Proving America’s would-be strongman can be as pliant as a microwaved bagel when subjected to the slightest bit of pressure, the Trump administration completed a near-perfect 360-degree turn on drug policy on Tuesday.
But even Donald Trump’s flip-flops are ghastly disasters.
While abandoning an almost universally-derided plan that would have exacerbated the opiate overdose crisis, the White House instead found a way to make America even worse.
Let’s review.
Earlier this month, shortly after Donald Trump’s rumored favorite for the position of White House “drug czar” dropped out of contention, it appeared the president was ready to eliminate the job entirely. As per a draft budget document leaked to CBS News, the Trump White House wanted to cut the Office of National Drug Control Policy’s (ONDCP) funding by almost 95 percent.
The move would have saved more than $350 million—a pittance, considering the federal budget is $4.1 trillion—and eliminated some of the more draconian vestiges of the drug war. It would have also slashed funding for mental health and drug addiction treatment at a time when drug overdoses are killing more than 50,000 Americans a year and when healthcare “reform” is promising to cut care for tens of millions more.
Trump had somehow found a way to make the opiate crisis worse, and so a national outcry ensued.
Nobody likes a critic, especially if the nobody is Donald Trump and the critics include Sen. Elizabeth Warren, and so Team Trump folded.
As per the budget request formally submitted by Trump budget director Mick Mulvaney to Congress on Tuesday, Trump is now proposing to cut hundreds of billions of dollars from social programs, including health care, education and food stamps—but keep ONDCP more or less intact.
ONDCP would receive $368 million in the next fiscal year. That’s down from $379 million last year, but still more than enough to function.
Congress still needs to approve the Trump spending plan, which could change drastically before it takes effect. But as it stands, the flip-flop could be good for the Americans suffering through the opiate crisis: more than 3 million opiate addicts in need of treatment would have been shit out of methadone if the ONDCP cut went through, as Stanford University professor Keith Humphreys observed in the Washington Post, and spending doled out by ONDCP funds mental health and substance abuse treatment programs throughout the country.

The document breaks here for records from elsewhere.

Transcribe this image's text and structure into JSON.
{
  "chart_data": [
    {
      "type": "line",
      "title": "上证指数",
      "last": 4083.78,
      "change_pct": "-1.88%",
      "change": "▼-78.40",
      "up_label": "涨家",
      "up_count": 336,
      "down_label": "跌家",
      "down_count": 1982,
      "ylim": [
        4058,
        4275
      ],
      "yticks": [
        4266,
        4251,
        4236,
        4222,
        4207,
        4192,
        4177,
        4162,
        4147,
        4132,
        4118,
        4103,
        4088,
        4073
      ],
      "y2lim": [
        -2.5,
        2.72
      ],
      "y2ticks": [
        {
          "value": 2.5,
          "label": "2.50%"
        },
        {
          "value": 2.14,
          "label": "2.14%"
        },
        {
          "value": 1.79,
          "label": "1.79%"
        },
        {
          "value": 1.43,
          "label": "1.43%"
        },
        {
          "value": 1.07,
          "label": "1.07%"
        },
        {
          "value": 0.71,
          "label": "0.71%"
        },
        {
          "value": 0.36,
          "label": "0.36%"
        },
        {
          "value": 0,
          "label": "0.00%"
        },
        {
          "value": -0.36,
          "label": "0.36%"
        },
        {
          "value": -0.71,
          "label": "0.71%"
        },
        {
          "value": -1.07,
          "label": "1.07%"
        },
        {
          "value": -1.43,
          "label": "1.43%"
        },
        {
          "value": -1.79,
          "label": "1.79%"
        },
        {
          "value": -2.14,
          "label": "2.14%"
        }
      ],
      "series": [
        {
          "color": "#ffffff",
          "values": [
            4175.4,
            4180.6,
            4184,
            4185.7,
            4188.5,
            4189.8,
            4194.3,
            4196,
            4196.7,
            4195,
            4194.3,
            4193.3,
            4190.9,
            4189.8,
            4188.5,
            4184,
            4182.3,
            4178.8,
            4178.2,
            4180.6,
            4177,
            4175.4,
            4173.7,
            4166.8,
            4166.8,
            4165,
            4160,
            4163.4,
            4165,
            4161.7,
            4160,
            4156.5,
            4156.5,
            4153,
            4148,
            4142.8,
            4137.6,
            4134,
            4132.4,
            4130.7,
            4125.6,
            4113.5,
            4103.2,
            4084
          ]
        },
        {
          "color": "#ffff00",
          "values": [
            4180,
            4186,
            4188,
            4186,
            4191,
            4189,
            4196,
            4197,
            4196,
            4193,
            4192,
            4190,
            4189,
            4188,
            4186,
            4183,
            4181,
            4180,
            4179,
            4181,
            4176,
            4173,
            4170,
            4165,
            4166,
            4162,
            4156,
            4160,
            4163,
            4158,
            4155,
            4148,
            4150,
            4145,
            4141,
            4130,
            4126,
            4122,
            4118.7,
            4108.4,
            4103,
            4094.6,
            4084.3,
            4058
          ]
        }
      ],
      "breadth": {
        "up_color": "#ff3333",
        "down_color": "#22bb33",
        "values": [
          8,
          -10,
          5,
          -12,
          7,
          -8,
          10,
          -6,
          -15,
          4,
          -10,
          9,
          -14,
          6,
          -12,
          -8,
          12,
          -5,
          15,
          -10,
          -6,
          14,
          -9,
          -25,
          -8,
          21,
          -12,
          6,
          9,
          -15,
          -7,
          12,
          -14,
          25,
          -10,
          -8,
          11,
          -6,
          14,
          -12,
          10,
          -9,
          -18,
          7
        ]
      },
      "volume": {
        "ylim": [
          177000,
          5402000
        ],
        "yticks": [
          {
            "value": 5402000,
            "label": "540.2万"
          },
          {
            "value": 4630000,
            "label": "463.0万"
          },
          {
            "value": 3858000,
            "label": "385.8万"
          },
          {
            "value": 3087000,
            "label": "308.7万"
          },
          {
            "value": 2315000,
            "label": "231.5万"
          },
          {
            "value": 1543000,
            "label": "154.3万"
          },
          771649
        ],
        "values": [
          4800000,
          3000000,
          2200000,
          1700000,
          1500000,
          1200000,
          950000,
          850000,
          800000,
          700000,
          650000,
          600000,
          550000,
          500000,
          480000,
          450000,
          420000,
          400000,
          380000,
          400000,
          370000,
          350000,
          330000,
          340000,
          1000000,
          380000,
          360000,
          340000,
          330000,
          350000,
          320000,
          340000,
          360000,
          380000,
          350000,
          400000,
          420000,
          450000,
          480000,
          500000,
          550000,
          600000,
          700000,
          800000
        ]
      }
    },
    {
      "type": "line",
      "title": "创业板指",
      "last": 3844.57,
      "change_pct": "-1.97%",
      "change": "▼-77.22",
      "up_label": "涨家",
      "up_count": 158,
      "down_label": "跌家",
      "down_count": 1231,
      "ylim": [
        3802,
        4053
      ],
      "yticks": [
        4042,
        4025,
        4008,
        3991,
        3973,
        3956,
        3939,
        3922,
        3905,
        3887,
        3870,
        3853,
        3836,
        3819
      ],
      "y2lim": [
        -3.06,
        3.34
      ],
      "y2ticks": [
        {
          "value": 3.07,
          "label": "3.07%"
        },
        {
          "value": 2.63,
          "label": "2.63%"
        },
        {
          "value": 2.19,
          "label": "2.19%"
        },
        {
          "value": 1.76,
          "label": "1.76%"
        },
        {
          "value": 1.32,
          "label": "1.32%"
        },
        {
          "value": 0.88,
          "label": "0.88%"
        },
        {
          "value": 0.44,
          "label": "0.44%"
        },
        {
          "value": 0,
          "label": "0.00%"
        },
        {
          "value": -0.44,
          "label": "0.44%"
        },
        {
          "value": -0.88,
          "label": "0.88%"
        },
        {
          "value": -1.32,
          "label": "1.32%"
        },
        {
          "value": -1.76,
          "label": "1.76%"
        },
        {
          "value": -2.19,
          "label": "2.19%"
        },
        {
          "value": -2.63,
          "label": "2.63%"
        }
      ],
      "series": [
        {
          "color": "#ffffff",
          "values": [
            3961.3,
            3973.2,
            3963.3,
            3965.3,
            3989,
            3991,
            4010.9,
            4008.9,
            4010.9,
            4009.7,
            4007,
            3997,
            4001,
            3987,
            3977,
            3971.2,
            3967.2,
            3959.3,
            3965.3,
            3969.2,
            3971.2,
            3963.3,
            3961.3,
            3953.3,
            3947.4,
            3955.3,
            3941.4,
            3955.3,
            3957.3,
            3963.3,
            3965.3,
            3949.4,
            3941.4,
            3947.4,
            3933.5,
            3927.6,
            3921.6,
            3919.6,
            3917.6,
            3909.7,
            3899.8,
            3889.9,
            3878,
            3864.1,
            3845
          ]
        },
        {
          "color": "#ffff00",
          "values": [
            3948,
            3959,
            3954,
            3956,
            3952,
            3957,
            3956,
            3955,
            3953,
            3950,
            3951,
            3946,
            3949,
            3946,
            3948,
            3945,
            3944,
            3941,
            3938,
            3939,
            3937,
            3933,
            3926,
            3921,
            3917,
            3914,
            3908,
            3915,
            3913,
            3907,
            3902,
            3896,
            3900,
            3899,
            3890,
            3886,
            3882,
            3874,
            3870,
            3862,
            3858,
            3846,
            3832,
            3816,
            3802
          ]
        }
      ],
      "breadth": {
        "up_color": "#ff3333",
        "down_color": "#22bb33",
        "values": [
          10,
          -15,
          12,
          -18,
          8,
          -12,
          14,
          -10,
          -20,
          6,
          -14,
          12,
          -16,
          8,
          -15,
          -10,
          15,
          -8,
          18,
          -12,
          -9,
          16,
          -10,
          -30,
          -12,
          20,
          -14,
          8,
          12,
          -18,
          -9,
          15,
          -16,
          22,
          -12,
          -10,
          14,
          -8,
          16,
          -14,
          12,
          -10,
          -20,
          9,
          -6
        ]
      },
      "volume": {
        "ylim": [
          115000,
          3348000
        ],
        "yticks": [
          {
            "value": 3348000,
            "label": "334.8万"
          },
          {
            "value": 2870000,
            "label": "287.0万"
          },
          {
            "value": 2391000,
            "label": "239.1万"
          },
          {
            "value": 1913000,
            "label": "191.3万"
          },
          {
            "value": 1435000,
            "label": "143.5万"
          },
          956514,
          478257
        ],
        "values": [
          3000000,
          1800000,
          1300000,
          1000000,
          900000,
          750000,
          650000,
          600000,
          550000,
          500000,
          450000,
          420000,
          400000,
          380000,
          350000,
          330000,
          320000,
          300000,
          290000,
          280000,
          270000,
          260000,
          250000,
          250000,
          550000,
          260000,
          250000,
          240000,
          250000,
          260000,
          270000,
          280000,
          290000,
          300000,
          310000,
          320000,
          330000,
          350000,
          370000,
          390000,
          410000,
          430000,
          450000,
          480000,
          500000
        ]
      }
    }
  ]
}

Trump’s reversal was praised by anti-drug organizations like Project SAM—which campaigned against marijuana legalization during the last election cycle and is opposing other efforts to increase access to the drug throughout the country, despite findings from the National Institute on Drug Abuse (NIDA) and elsewhere that suggest marijuana access reduces opiate dependence and overdoses.
Statement from SAM President @KevinSabet on today’s White House ONDCP budget proposal – https://t.co/wue4IAfIBw pic.twitter.com/QIS31bOHoJ
— SAM (@learnaboutsam) May 23, 2017
Still, this isn’t exactly time to celebrate.
As the Drug Policy Alliance noted, in addition to the massive cuts to health care and education—two things that, when available, tend to keep people off of harmful drug habits in the first place—Trump’s budget sets aside about $27 billion to “fight drugs.” Of that, $15.6 billion of that goes to law enforcement, with the rest to treatment.
What does that mean, other than a return to the bad old days of waging the drug war like a war rather than a public-health crisis?
It means, among other things, spending money on a wall with Mexico—the same wall that drug-traffickers are already digging under, flinging drugs over and driving them through—instead of paying for wider access to cheap overdose antidotes like Narcan, and leaving major issues like how to stem the flow of deadly synthetic opiates from China unaddressed.
The new #ONDCP budget that increases emphasis on supplyside. $486 million for a wall that will not reduce the flow of drugs into US pic.twitter.com/rmf5BA9ZyW
— DianeGoldstein (@dianemgoldstein) May 23, 2017
Thus, it still sucks. And could be even worse than we feared.
“This budget represents a major step backward in the fight to end the opioid crisis,” said Michael Collins, deputy director of national affairs with the Drug Policy Alliance, in a statement. “Trump’s budget is the latest confirmation that this White House is engaging in a reckless escalation of the War on Drugs, a losing proposition that is intensely unpopular with the public, and a tremendous waste of tax dollars that will needlessly drive up mass incarceration and put at risk the lives of people who struggle with addiction.”